Michael Clarke reaches brave century in Adelaide Test
Michael Clarke fought off back pain to reach his century against the odds and put Australia in a strong position in the first Test against India on Wednesday.
Adelaide: Michael Clarke fought off back pain to reach his century against the odds and put Australia in a strong position in the first Test against India on Wednesday.
The Australian skipper, who retired hurt on 60 on the opening day with lower back trouble, returned to the crease to notch his 28th Test hundred on the rain-disrupted second day.
Clarke brought up his ton with a single off his pads, taking off his helmet and kissing its emblem in celebration, to the acclaim of the Adelaide Oval crowd in the wake of the Phillip Hughes tragedy.
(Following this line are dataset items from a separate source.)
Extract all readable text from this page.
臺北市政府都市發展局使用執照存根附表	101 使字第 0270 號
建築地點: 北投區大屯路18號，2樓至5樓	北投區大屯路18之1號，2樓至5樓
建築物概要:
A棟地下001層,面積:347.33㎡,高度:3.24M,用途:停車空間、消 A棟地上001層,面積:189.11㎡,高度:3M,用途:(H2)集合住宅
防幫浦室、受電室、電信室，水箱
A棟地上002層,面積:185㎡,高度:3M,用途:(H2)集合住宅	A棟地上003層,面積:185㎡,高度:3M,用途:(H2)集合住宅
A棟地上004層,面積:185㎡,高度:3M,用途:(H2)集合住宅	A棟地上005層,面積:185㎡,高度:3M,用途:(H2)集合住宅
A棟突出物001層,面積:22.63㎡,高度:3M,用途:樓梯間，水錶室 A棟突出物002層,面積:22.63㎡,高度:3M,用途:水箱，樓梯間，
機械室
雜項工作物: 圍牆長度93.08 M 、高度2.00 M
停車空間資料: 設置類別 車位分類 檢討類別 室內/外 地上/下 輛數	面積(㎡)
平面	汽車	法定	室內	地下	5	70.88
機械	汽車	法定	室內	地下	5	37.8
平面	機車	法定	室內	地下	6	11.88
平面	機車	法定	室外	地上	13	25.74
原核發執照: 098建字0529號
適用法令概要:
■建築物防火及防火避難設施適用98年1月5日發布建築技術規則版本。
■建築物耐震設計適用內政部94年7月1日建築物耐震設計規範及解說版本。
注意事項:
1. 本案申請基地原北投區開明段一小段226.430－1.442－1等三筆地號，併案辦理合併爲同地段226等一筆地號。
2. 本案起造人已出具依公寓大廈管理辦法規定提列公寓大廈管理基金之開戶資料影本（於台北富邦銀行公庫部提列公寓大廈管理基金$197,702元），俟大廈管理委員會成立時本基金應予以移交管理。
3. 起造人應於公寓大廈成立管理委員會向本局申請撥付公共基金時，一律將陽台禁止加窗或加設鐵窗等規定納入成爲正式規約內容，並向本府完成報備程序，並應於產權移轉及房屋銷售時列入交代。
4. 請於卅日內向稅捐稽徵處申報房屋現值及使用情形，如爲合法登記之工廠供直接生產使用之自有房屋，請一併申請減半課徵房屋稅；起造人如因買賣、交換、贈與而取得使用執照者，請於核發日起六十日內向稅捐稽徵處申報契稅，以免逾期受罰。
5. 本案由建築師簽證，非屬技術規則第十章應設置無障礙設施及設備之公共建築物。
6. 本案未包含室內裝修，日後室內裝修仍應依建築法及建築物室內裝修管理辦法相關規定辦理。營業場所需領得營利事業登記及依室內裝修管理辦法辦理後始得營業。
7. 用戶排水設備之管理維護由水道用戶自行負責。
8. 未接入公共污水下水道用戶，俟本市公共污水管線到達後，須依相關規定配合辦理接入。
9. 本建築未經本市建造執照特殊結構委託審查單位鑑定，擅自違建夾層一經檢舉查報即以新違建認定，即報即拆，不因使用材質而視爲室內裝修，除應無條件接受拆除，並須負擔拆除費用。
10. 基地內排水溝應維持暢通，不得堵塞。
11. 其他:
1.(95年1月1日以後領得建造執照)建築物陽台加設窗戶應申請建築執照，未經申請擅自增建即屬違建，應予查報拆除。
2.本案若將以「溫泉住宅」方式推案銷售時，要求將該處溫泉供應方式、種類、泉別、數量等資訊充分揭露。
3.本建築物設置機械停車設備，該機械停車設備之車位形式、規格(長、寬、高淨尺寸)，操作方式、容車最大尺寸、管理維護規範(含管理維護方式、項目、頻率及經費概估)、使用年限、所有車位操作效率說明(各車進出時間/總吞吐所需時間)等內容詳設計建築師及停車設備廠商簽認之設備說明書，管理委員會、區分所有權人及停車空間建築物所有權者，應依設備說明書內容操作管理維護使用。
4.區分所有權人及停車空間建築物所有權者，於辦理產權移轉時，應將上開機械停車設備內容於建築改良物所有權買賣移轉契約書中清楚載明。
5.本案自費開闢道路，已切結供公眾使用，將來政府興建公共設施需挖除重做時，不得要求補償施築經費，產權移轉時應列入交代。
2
The captain played a leading role in the days after Hughes`s death, in which he read a tearful tribute at the funeral and was one of the pallbearers.
Test team-mate Hughes died after he was struck by a bouncer in a domestic game late last month.
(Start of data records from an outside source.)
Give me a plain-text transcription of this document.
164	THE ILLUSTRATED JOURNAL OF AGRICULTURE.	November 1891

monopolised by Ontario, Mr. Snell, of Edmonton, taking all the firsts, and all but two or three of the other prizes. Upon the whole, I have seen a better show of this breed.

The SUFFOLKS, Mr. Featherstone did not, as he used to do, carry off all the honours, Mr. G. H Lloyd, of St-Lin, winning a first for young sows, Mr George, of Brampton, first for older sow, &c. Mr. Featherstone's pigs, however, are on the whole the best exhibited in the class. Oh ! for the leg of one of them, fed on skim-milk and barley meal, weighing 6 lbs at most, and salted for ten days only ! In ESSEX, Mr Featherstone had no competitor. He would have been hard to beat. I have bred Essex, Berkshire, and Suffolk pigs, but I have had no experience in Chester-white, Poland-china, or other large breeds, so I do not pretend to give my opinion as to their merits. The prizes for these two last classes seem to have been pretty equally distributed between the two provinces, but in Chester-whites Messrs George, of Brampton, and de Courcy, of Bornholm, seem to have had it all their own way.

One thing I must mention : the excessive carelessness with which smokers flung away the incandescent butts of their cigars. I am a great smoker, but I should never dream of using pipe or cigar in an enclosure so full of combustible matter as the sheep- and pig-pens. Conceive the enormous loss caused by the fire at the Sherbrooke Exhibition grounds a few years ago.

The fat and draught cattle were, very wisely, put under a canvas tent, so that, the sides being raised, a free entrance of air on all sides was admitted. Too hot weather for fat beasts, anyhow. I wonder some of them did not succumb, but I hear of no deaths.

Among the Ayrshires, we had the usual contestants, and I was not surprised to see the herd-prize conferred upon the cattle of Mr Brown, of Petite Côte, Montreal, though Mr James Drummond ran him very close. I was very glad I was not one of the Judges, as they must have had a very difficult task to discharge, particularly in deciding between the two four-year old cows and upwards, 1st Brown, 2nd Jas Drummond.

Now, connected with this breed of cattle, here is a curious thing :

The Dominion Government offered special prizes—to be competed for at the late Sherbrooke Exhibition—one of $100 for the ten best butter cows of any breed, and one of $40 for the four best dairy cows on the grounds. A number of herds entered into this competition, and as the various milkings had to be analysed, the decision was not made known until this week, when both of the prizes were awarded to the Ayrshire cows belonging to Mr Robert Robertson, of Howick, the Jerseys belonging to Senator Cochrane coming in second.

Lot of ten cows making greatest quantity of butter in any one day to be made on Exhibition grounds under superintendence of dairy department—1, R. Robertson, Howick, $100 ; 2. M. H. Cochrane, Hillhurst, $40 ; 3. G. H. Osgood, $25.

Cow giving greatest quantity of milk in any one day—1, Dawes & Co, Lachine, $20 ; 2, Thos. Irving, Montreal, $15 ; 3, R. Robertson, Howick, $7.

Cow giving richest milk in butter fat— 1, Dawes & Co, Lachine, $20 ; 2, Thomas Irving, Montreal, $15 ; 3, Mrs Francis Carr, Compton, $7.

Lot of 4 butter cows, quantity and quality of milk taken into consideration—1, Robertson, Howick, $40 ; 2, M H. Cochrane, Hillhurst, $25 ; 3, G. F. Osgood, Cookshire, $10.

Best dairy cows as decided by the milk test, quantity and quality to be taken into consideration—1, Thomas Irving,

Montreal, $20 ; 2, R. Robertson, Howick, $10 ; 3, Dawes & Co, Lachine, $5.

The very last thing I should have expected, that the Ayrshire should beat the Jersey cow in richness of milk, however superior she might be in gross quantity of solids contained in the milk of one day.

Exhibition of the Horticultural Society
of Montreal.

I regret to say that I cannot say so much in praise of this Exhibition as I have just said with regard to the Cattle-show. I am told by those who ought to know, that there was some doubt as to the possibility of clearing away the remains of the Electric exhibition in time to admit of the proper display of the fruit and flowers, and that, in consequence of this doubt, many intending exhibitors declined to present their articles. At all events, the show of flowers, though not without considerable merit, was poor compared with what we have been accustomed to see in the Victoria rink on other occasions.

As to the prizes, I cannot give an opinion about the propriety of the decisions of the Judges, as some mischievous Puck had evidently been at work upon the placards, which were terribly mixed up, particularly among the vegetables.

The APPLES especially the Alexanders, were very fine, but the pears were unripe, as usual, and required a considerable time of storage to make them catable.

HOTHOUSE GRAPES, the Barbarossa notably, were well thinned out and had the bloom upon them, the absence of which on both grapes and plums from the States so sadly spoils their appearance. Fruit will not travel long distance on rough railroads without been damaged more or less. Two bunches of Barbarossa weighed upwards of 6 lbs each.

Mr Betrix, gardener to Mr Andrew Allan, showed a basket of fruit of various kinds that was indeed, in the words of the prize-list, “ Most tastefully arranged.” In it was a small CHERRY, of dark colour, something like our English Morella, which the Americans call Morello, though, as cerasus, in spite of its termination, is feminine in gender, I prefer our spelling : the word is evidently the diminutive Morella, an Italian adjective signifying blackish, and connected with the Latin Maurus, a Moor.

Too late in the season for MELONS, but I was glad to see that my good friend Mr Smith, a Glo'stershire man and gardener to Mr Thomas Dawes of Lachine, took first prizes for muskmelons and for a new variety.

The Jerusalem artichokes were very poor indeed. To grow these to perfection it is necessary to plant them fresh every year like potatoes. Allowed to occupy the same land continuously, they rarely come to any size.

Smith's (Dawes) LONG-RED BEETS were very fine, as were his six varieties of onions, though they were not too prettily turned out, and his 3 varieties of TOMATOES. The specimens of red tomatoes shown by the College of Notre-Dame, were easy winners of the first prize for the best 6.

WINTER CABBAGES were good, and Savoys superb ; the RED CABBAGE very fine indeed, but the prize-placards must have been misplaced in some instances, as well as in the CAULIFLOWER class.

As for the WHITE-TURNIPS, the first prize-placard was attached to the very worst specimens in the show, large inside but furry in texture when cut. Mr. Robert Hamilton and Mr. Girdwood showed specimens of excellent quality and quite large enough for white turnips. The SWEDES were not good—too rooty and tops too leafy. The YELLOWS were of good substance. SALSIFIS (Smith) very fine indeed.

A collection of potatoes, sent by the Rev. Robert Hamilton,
Clarke, who needed painkillers to get to the wicket on Wednesday, reached his three figures off 127 balls with 15 boundaries.
He continued his great scoring record at Adelaide Oval with five hundreds and two double-centuries, coming into this Test match with a 98.38 ground average.
It was the third century of the Australian first innings, with Steve Smith getting his fifth Test ton and David Warner hitting 145 on the first day.
Shortly after tea, Australia were 446 for six with Smith on 132 and Clarke 105.